Una persona con una allergia al nichel di solito inizia ad avvertire i primi sintomi della dermatite da contatto entro le 12/48 ore dall’esposizione a un oggetto contenente nichel, come gioielli o determinati o determinati alimenti. I sintomi di un’allergia al nichel sono:

  • eruzione cutanea
  • arrossamento della pelle
  • prurito
  • arrossamenti simili ad una scottatura
  • vesciche

Il nichel è una delle principali cause di eruzione cutanea nota come dermatite allergica da contatto. Una persona con una allergia al nichel quasi sempre manifesta una risposta localizzata a seguito dell’esposizione ad un elemento che contiene nichel. La dermatite allergica da contatto ha sintomi come:

  • eritema (arrossamento o eruzione cutanea)
  • vescicole
  • prurito

L’eruzione di solito dura tra le 2 e le 4 settimane dopo l’esposizione. Se si verificano un aumentato del rossore, accompagnato da dolore, calore, o pus nella zona di eruzione cutanea, è importante contattare il subito il proprio medico, in quanto possono essere segni di infezione.

Terapia

Non esiste al momento una terapia per l’allergia al nichel. Come nel caso di altre allergie, la miglior terapia è evitare il contatto con l’allergene. Il medico potrebbe prescrivervi uno dei seguenti farmaci per attenuare i sintomi più comuni dell’allergia al nichel:

  • cortisone
  • antistaminico

Alimentazione e nichel

Il nichel è presente in un numero sorprendentemente elevato di alimenti. I cibi da evitare sono:

  • cereali: grano saraceno, avena, farina d’avena, grano intero, germe di grano
  • verdure: pomodori, asparagi, fagioli, broccoli, cavolini di Bruxelles, cavolfiore, lenticchie, piselli, spinaci, prodotti di soia (tofu compreso), e tutte le verdure in scatola
  • frutta: banane, pere e tutte le conserve di frutta e frutta in lattina
  • prodotti lattiero-caseari
  • carni: carne o pesce in scatola, crostacei
  • tè nero, cioccolato e cacao in polvere, condimenti per insalata commerciali, noci, semi, vitamine che contengono nichel, e tutti gli altri cibi in scatola non menzionati sopra

Chi è allergico al nichel dovrebbe anche astenersi dall’usare recipienti di cottura in acciaio inox.

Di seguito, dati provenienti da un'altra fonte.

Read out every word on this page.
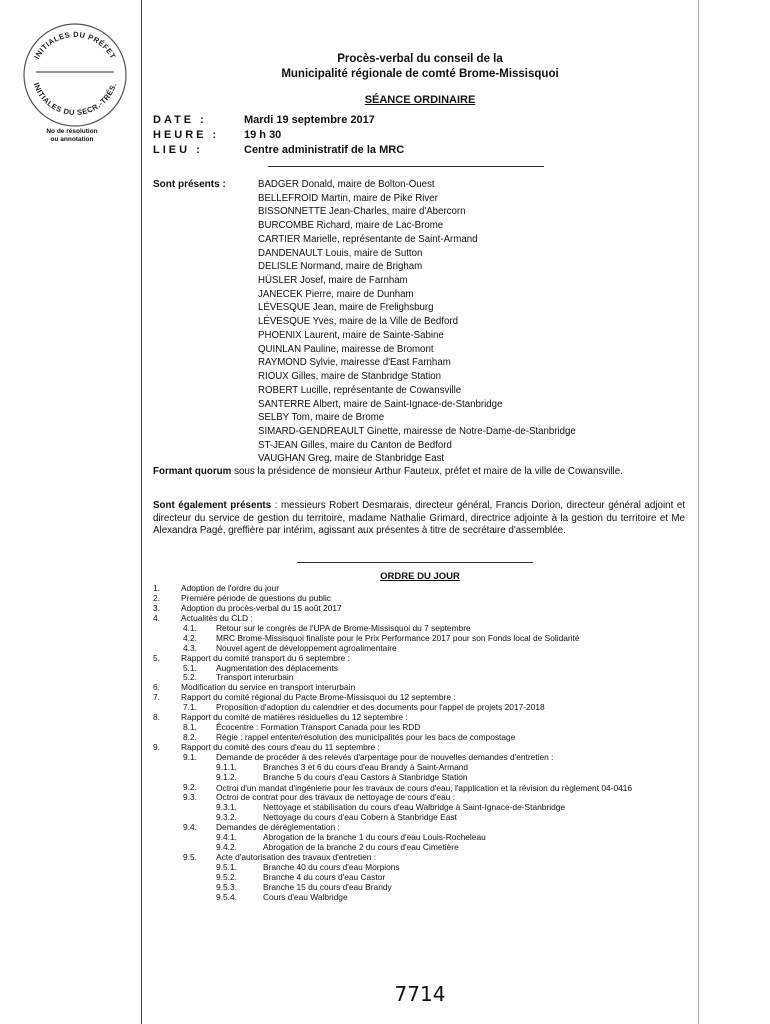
INITIALES DU PRÉFET
INITIALES DU SECR.-TRÉS.
No de résolution
ou annotation
Procès-verbal du conseil de la
Municipalité régionale de comté Brome-Missisquoi
SÉANCE ORDINAIRE
DATE :	Mardi 19 septembre 2017
HEURE :	19 h 30
LIEU :	Centre administratif de la MRC
Sont présents :	BADGER Donald, maire de Bolton-Ouest
BELLEFROID Martin, maire de Pike River
BISSONNETTE Jean-Charles, maire d'Abercorn
BURCOMBE Richard, maire de Lac-Brome
CARTIER Marielle, représentante de Saint-Armand
DANDENAULT Louis, maire de Sutton
DELISLE Normand, maire de Brigham
HÜSLER Josef, maire de Farnham
JANECEK Pierre, maire de Dunham
LÉVESQUE Jean, maire de Frelighsburg
LÉVESQUE Yves, maire de la Ville de Bedford
PHOENIX Laurent, maire de Sainte-Sabine
QUINLAN Pauline, mairesse de Bromont
RAYMOND Sylvie, mairesse d'East Farnham
RIOUX Gilles, maire de Stanbridge Station
ROBERT Lucille, représentante de Cowansville
SANTERRE Albert, maire de Saint-Ignace-de-Stanbridge
SELBY Tom, maire de Brome
SIMARD-GENDREAULT Ginette, mairesse de Notre-Dame-de-Stanbridge
ST-JEAN Gilles, maire du Canton de Bedford
VAUGHAN Greg, maire de Stanbridge East
Formant quorum sous la présidence de monsieur Arthur Fauteux, préfet et maire de la ville de Cowansville.
Sont également présents : messieurs Robert Desmarais, directeur général, Francis Dorion, directeur général adjoint et directeur du service de gestion du territoire, madame Nathalie Grimard, directrice adjointe à la gestion du territoire et Me Alexandra Pagé, greffière par intérim, agissant aux présentes à titre de secrétaire d'assemblée.
ORDRE DU JOUR
1.	Adoption de l'ordre du jour
2.	Première période de questions du public
3.	Adoption du procès-verbal du 15 août 2017
4.	Actualités du CLD :
4.1. Retour sur le congrès de l'UPA de Brome-Missisquoi du 7 septembre
4.2. MRC Brome-Missisquoi finaliste pour le Prix Performance 2017 pour son Fonds local de Solidarité
4.3. Nouvel agent de développement agroalimentaire
5.	Rapport du comité transport du 6 septembre :
5.1. Augmentation des déplacements
5.2. Transport interurbain
6.	Modification du service en transport interurbain
7.	Rapport du comité régional du Pacte Brome-Missisquoi du 12 septembre :
7.1. Proposition d'adoption du calendrier et des documents pour l'appel de projets 2017-2018
8.	Rapport du comité de matières résiduelles du 12 septembre :
8.1. Écocentre : Formation Transport Canada pour les RDD
8.2. Régie : rappel entente/résolution des municipalités pour les bacs de compostage
9.	Rapport du comité des cours d'eau du 11 septembre :
9.1. Demande de procéder à des relevés d'arpentage pour de nouvelles demandes d'entretien :
9.1.1.	Branches 3 et 6 du cours d'eau Brandy à Saint-Armand
9.1.2.	Branche 5 du cours d'eau Castors à Stanbridge Station
9.2. Octroi d'un mandat d'ingénierie pour les travaux de cours d'eau, l'application et la révision du règlement 04-0416
9.3. Octroi de contrat pour des travaux de nettoyage de cours d'eau :
9.3.1.	Nettoyage et stabilisation du cours d'eau Walbridge à Saint-Ignace-de-Stanbridge
9.3.2.	Nettoyage du cours d'eau Cobern à Stanbridge East
9.4. Demandes de déréglementation :
9.4.1.	Abrogation de la branche 1 du cours d'eau Louis-Rocheleau
9.4.2.	Abrogation de la branche 2 du cours d'eau Cimetière
9.5. Acte d'autorisation des travaux d'entretien :
9.5.1.	Branche 40 du cours d'eau Morpions
9.5.2.	Branche 4 du cours d'eau Castor
9.5.3.	Branche 15 du cours d'eau Brandy
9.5.4.	Cours d'eau Walbridge
7714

Come limitare l’esposizione al nichel? Diversi studi hanno dimostrato che l’assunzione di un supplemento di vitamina C ad ogni pasto così come avere un’alimentazione ricca di ferro può aiutare a prevenire l’assorbimento di nichel nell’organismo.

Come diagnosticare l’allergia al nichel?

Un allergologo o dermatologo di solito può diagnosticare una allergia al nichel in base all’aspetto della pelle del paziente e suggerirvi di sottoporvi ad un patch test. Il patch test consiste nell’applicazione sulla schiena o sulla parte superiore del braccio, di un cerotto contenente una piccola quantità di nichel e di altre sostanze a cui si può essere allergici.

È necessario tenere i cerotti per circa 3 giorni, in quanto, gli effetti sono visibili solo dopo 48/72 ore dall’applicazione.